I remember being struck by this passage from Paul Auster's City of Glass not long after I returned from living in New York City...

New York was an inexhaustible space, a labyrinth of endless steps, and no matter how far he walked, no matter how well he came to know its neighbourhoods and streets, it always left him with the feeling of being lost. Lost, not only in the city, but within himself as well. Each time he took a walk, he felt as though he were leaving himself behind, and by giving himself up to the movement of the streets, by reducing himself to a seeing eye, he was able to escape the obligation to think, and this, more than anything else, brought him a measure of peace, a salutary emptiness within.
I can also pick out particular themes that I respond to. For example Jonathan Glancey's London: Bread and Circuses, Iain Sinclair's Lights Out For the Territory and Will Self's The Book of Dave each, in their own way, depict a great sweep of London's history, past and future, factual and fantastical, that changed my perception of the streets I walk today, home of ghosts of the past and the future. Here's Jonathan Glancey's insight...

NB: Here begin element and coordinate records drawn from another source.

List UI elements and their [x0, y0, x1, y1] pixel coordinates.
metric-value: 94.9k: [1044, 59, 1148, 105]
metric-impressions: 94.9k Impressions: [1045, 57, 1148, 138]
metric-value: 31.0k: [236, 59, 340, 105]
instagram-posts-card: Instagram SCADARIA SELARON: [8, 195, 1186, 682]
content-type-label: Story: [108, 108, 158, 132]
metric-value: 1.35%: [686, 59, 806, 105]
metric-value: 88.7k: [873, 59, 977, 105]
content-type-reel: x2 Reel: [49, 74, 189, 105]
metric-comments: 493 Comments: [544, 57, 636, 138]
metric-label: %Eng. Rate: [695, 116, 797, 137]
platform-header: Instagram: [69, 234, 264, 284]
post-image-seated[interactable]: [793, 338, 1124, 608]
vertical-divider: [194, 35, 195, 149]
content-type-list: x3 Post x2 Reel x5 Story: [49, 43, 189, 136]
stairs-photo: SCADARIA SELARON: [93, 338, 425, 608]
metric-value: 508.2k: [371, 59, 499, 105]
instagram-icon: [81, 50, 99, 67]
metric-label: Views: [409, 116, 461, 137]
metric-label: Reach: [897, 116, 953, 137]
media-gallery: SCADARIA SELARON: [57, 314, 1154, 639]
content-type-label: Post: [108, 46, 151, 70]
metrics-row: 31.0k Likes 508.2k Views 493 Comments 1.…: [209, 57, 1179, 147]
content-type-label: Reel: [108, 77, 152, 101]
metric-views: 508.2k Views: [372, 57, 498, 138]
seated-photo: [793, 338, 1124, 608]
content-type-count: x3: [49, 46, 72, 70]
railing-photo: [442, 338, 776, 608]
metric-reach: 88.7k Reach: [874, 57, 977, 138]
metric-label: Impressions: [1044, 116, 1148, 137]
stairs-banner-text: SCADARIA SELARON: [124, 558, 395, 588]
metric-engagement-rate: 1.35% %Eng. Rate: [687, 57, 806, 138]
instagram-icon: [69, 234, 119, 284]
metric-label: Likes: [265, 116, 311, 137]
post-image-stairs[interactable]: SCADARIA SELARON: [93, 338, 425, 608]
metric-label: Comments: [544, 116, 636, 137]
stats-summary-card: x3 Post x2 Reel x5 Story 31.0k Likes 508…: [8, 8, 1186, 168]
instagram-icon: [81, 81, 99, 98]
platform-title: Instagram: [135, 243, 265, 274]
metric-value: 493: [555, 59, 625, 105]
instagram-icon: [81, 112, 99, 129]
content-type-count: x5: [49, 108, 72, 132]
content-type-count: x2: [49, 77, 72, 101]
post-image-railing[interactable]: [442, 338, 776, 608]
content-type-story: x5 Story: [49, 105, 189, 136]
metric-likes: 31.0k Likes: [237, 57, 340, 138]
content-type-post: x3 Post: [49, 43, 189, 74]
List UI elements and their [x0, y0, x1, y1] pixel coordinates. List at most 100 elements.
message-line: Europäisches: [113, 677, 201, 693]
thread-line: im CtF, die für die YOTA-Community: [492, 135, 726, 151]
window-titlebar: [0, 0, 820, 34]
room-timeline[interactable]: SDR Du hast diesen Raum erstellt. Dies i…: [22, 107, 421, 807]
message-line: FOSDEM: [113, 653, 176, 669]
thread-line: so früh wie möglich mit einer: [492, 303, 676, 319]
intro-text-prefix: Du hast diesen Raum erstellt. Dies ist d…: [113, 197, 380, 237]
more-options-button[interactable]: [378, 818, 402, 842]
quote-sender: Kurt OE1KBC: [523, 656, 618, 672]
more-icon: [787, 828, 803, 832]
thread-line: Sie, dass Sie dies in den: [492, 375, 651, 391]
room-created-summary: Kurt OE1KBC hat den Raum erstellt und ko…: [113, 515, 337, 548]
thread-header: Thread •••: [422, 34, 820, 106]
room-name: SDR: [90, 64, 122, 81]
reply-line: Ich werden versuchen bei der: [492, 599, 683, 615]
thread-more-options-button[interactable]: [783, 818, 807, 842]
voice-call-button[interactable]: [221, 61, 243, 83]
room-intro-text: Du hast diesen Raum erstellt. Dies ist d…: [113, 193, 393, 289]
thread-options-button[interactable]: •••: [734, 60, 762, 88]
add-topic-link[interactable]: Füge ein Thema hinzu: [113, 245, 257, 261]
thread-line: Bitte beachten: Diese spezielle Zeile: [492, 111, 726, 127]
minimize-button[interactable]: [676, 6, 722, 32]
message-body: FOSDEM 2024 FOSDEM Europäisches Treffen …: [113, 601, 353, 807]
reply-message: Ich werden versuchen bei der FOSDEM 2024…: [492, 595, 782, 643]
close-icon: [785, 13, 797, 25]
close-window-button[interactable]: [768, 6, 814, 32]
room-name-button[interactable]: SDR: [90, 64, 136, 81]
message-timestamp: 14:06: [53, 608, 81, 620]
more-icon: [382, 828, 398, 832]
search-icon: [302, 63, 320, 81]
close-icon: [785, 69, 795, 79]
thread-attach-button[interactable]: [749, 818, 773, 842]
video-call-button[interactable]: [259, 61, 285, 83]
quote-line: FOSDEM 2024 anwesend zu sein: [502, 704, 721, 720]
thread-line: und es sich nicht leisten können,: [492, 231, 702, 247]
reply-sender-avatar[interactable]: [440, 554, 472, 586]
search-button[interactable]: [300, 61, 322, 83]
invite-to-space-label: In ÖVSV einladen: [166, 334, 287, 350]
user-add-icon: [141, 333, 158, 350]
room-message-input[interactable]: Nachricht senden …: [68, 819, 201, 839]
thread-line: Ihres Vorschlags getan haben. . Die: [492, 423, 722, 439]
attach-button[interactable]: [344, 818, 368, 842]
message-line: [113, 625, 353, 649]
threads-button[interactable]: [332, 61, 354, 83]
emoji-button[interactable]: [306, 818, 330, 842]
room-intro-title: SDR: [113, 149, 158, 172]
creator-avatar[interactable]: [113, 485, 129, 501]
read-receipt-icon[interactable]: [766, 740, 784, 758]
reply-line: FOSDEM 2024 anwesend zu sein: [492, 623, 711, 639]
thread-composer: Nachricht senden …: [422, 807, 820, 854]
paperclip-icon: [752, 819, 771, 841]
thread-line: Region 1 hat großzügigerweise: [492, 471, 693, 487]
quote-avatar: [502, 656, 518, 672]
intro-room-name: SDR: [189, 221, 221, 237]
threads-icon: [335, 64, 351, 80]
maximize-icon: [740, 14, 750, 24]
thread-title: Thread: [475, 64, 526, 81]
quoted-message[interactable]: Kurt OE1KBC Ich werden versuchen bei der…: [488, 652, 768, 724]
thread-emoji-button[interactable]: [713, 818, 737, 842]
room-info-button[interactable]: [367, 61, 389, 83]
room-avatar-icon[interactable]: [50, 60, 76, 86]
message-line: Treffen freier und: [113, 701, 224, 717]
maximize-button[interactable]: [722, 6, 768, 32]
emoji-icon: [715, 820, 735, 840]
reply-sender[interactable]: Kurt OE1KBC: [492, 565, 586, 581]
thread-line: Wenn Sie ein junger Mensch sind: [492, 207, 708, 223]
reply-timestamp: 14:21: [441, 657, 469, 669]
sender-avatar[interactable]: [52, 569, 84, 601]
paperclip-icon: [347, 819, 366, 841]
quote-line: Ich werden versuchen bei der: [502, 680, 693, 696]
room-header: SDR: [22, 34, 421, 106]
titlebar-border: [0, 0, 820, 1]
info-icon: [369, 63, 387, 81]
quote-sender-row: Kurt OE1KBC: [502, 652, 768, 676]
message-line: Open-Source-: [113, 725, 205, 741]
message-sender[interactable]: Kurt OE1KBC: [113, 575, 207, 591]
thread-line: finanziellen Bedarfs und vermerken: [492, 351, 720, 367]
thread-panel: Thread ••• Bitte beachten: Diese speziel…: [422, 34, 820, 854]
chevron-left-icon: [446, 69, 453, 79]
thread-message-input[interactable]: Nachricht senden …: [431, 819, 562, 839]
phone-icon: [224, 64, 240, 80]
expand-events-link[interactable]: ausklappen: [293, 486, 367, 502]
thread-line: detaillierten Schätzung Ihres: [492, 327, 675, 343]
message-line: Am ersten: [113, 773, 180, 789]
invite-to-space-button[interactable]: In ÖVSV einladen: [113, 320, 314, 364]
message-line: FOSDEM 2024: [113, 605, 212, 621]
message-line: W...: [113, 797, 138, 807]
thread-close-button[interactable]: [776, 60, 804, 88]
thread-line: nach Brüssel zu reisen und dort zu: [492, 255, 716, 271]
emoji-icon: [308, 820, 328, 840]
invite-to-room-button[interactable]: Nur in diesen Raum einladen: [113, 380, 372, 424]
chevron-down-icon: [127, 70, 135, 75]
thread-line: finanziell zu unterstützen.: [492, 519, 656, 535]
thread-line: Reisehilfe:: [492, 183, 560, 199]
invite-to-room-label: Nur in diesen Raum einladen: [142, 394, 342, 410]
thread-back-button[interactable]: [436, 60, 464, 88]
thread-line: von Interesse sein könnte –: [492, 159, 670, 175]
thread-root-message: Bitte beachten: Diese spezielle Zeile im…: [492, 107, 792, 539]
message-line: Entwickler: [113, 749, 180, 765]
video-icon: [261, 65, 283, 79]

In a transcendental moment, I felt as if I was rising like some cockney sparrow or the spirit of William Blake and, looking down on my own city - one of the world's greatest - saw it boozing and shopping away its political conciousness as it bopped to the tune of a thousand advertising jingles. Two thousand years flashed before my eyes and I was standing in Londinium alongside a supercilious legate from Rome in a purple-edged toga. "Bread and circuses", he sneered. 
Novels written in the 1920s and 30s such as Night and the City by Gerald Kersh, Twenty Thousand Streets Under the Sky by Patrick Hamilton and, of course, Mrs Dalloway by Virginia Woolf have a relevance to my present day experience of the city, of an individual's daily life in the crowd, of dealing with universal emotions and issues, while negotiating the modern world. Patrick Hamilton describes a particular event that illustrates this experience for me...

Now there is an extraordinary allure in walking around, or hanging about the streets, in the vague hope of catching (and so justifying your rather bold expectations) one who has no thought of meeting you. You may, after a while, have lost all desire to see the individual in question, but at the same time you find a peculiar difficulty in behaving like a man and cutting a loss. Having gone to the trouble of trailing up and down six or seven streets, you are loth to lose your point for a ha'porth of obstinacy, and are almost convinced that the very street providence has selected for you is the eight. You therefore go up it. Then your eight will probably bring you to some short cut, or other topographically excusable ninth, and unless you are very careful you will find yourself before long calmly attacking your nineteenth.

London
I've just started reading the novel 253 by Geoff Ryman. It was first published online. In essence it's a series of descriptions of passengers on a London underground train and a single event that binds them together. Individuals are described in a sequence of three paragraphs, each adding complexity, literally filling out the character: outward appearance; inside information; what she is doing or thinking.

In terms of location there is a direct crossover to the subway/metro images of Walker Evans and Luc Delahaye. In addition there is a more fundamental connection to the mystery of street photography, or simply the way we instinctively assess and judge those around us based on our first take of their outward appearance. A photograph of that first take lets us dwell a little longer on that person.  A posed portrait offers an opportunity to find out more inside information yet we discover no such facts from contemplating a street portrait. We have to work a little harder, if we choose, to construct a story about what we see. I'd argue that effort can be as creative, worthwhile and mysterious as the taking of the original image.
Ultimately it's why I'm still driven to do what I do.